Gov’t revisits regulations to magnetize foreign currency

The Ethiopian government is revising investment incentives regulation to attract more businesses including foreign direct investment (FDI) which the country desperately needs.
Facilitating plots of land through regional administration for agricultural investment is similarly underway.
Drawing from the political change, the government had put on hold some investment incentives owing to abuse of the opportunity which had become horrendous as a source of theft since the approval mandate was given to different stakeholders including regions.
The revised incentives may reduce the benefit or give more relief to investors, according to Aschalew Tadesse, FDI Promotion Director at Ethiopian Investment Commission, who explained the country’s potential in the horticulture sector during a promotional conference organized by the Ethiopian Horticulture Producer and Exporters Association.
He explained that the upcoming investment incentives shall consider the type of incentives. “For instance, value addition may get better incentives,” he added by referring to the agriculture sector.
“The government would be vigilant, unlike the past, since past experience has shown otherwise,”,” he told Capital.
He told Capital that the incentive regulation that would be ratified by the Council of Ministers would include not only the horticulture investment but other sectors as well.
In 2020, the government revised the investment proclamation and regulation with the aim to create a conducive environment for investment flow including for the sector that was protected only for Ethiopians and the diaspora that is now open to foreigners.
The responsibility to look over the investment incentives is expected to be given to the Ministry of Finance since it gets approval, on such matters.

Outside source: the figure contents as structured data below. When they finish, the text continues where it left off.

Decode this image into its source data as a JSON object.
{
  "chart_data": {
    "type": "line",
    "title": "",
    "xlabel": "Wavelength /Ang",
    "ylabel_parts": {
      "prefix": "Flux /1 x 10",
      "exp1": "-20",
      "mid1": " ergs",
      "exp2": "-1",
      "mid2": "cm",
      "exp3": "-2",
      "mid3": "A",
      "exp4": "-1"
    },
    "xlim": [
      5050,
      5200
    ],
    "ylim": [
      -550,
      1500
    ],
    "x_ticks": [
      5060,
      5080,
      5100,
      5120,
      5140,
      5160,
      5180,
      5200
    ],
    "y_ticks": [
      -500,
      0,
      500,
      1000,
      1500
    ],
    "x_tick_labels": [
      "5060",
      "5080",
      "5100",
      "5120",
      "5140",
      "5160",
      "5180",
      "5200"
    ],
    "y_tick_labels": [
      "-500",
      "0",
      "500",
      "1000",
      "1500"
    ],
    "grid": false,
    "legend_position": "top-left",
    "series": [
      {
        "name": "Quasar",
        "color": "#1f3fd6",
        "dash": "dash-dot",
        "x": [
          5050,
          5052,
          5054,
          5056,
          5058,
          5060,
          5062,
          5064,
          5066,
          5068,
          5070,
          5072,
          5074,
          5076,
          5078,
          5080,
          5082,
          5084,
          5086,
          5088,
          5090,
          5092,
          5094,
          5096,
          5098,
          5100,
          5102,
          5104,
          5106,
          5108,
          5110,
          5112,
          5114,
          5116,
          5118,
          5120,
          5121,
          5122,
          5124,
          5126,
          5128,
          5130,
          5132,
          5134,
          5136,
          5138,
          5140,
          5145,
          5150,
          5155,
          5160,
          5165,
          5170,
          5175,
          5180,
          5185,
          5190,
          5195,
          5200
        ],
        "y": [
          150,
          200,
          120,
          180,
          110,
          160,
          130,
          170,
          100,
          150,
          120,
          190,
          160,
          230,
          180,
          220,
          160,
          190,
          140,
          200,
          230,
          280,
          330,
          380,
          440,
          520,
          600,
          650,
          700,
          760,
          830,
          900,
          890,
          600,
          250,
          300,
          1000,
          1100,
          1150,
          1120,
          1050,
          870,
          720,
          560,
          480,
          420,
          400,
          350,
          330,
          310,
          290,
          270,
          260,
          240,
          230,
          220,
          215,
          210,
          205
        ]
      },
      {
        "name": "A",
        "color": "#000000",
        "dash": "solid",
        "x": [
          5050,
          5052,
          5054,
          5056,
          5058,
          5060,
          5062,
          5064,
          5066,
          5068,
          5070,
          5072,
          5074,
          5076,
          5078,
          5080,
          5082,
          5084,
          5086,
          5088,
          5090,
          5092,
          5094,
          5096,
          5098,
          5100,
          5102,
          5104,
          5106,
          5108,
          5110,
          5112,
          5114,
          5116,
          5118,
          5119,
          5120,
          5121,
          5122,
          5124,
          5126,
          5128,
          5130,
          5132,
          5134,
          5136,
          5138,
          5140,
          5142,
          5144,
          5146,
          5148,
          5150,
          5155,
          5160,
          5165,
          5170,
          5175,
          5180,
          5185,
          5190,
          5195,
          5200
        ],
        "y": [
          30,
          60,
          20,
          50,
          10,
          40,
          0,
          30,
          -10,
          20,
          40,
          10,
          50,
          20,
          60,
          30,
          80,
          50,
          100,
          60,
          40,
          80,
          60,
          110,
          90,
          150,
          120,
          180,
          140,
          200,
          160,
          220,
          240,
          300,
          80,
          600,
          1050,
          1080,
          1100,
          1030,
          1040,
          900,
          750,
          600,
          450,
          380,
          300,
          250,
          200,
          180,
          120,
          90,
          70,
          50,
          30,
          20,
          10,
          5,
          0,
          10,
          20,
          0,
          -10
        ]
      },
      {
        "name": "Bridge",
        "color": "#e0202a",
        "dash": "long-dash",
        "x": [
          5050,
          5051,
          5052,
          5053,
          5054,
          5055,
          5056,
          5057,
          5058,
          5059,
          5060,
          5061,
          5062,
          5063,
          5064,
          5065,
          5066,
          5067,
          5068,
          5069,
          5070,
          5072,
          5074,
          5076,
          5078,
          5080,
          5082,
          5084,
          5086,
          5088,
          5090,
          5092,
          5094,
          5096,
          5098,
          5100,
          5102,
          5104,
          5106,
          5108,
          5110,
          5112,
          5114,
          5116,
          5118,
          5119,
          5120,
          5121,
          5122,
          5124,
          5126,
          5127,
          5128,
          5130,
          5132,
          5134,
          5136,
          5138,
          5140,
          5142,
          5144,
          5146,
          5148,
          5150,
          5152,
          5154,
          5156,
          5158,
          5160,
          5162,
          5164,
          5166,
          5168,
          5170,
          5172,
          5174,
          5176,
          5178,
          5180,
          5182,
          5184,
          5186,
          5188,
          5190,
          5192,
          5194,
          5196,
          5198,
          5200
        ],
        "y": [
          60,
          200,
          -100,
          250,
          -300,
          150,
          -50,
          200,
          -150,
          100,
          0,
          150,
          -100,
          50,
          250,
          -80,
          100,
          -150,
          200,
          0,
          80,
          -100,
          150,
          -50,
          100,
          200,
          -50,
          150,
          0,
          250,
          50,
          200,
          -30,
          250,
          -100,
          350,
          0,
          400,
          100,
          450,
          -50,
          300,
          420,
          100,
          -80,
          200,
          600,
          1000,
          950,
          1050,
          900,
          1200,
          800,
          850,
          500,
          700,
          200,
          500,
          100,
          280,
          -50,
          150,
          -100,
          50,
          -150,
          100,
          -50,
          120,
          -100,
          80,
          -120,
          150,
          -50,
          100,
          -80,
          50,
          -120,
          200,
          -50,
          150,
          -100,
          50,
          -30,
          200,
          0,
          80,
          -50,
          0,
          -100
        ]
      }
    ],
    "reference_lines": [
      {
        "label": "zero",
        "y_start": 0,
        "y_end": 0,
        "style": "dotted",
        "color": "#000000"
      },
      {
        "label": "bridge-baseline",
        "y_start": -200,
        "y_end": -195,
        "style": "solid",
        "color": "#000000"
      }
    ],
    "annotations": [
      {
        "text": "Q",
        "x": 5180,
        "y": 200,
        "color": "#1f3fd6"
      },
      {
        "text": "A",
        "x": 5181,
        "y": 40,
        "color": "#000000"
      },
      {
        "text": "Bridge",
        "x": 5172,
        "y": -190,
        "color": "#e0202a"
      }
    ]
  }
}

Similarly, to expand the agriculture sector the central government is working with selected regions including Amhara and Oromia to facilitate land.
Unlike in the past, the power for facilitating and allocating plots of land will- fully be controlled by the regions but the central government may provide support.
Mostly the lands may be prepared for horticulture and spice sectors, while other agricultural investments like commercial farming have got wide attention from the federal government, which is working strongly at least to substitute the import.
Ethiopia is allocating billions of dollars to import agricultural products.
Mekonnen Solomon, Horticulture Investment and Export Support directorate Director at the Ministry of Agriculture, said that regions are working to attract investments with a new scheme.
He said that the new scheme shall contribute to solving access to land. Based on the new approach communities would be part of the investment in their area as they are united by the business centre, thus can allocate their plots for the investment. “The initiative shall prevent displacing farmers from their land,” said Mekonnen.
In the past, the horticulture investment corridor was applied, however, it did not attain the expected outcome.
Mekonnen underlined that allocating plots for investment will highly benefit the community rather than the investor. The director pointed out that the contribution and benefit of the horticulture investment primarily provide for the community in the investment areas.